Литмир - Электронная Библиотека

Я встал и вытянулся:

– Господин капитан, покорнейше прошу вернуть меня в строй. Я годен к службе.

Такого еще не случалось; это был мат.

18

О моем рвении стало быстро известно; меня благосклонно принял полковник. Я стал образцовым экземпляром. Как многие старшие офицеры, полковник когда-то служил «королю и отечеству», и ему понравилось обращение в форме третьего лица, правда, только с глазу на глаз. Он напомнил, что пехотинцу после головы важнее всего ноги.

– Если господин полковник позволит мне ответить: по-моему, в танке или самолете травма ноги не имеет значения.

Это пришлось полковнику по душе; он хлопнул меня по плечу и созвонился с врачом. Меня еще раз основательно обследовали и направили в военное училище. Разумеется, проверили, но на меня ничего не имелось. Хорошие оценки, не судим. Один раз Штельман посадил меня на гауптвахту, но такое с каждым может случиться. Оно сыграло свою роль лишь позже. Самое главное: политически безупречен.

19

Травмой ноги можно пользоваться по потребности.
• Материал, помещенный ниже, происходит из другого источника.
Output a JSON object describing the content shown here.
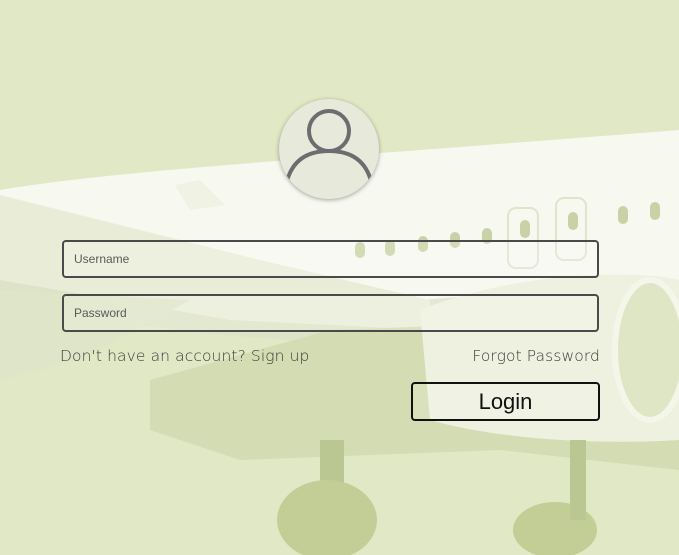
{
  "form": {
    "username_placeholder": "Username",
    "password_placeholder": "Password",
    "signup_link": "Don't have an account? Sign up",
    "forgot_link": "Forgot Password",
    "login_label": "Login"
  },
  "icons": {
    "avatar": "user-icon"
  },
  "colors": {
    "background": "#e1e8c5",
    "plane_tint": "#c8d29c",
    "border": "#4a4a4a"
  }
}
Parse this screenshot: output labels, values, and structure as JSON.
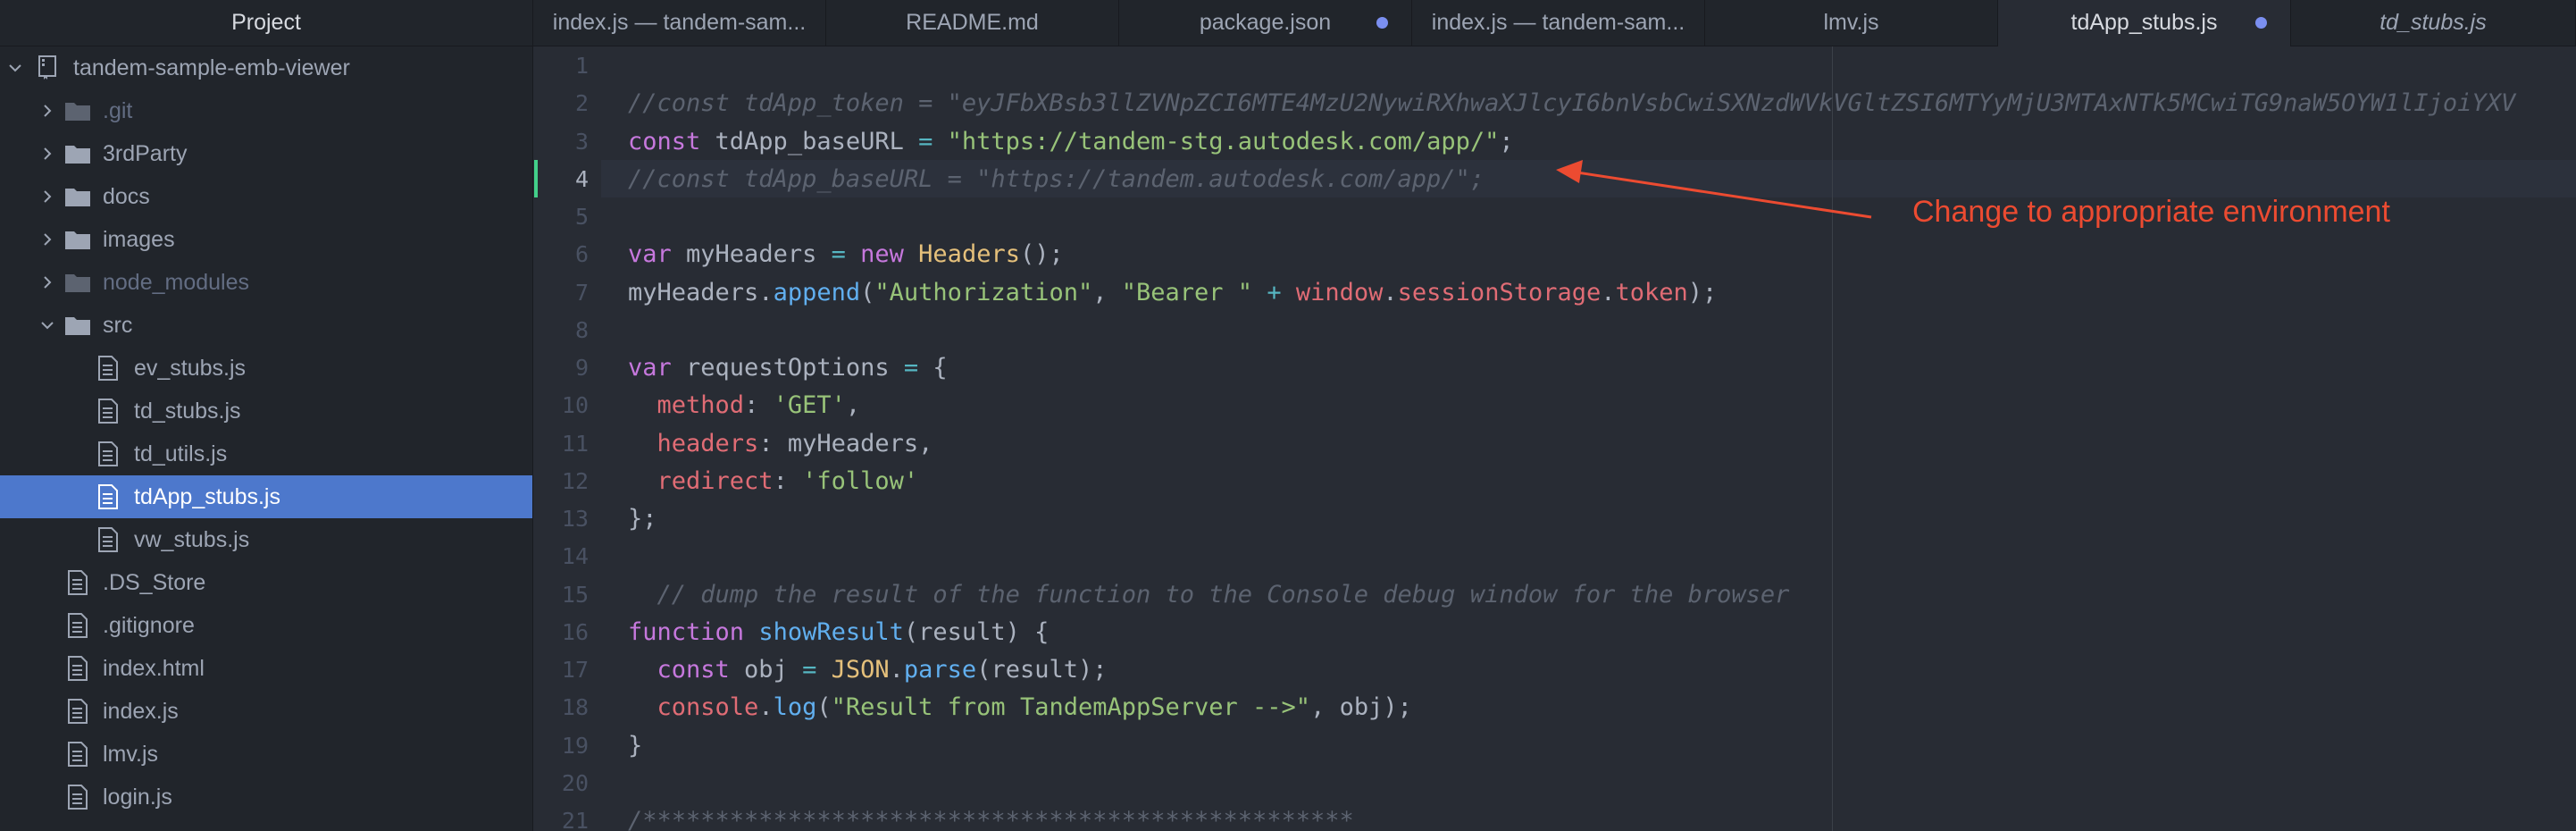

Ноге бывает лучше, бывает хуже – зависит от обстоятельств, особенно от погоды. В училище она отлично мне пригодилась, я носил ее как орден. Ее принимали во внимание, особенно во время строевой подготовки и при наружной службе. Я наверстывал в теоретических дисциплинах. На занятиях был внимателен, иногда задавал вопросы, преподаватели такое любят. Задавал я их не только из стремления быть на хорошем счету, но и потому, что насилие занимает меня тем больше, на чем более высокой ступени проявляется.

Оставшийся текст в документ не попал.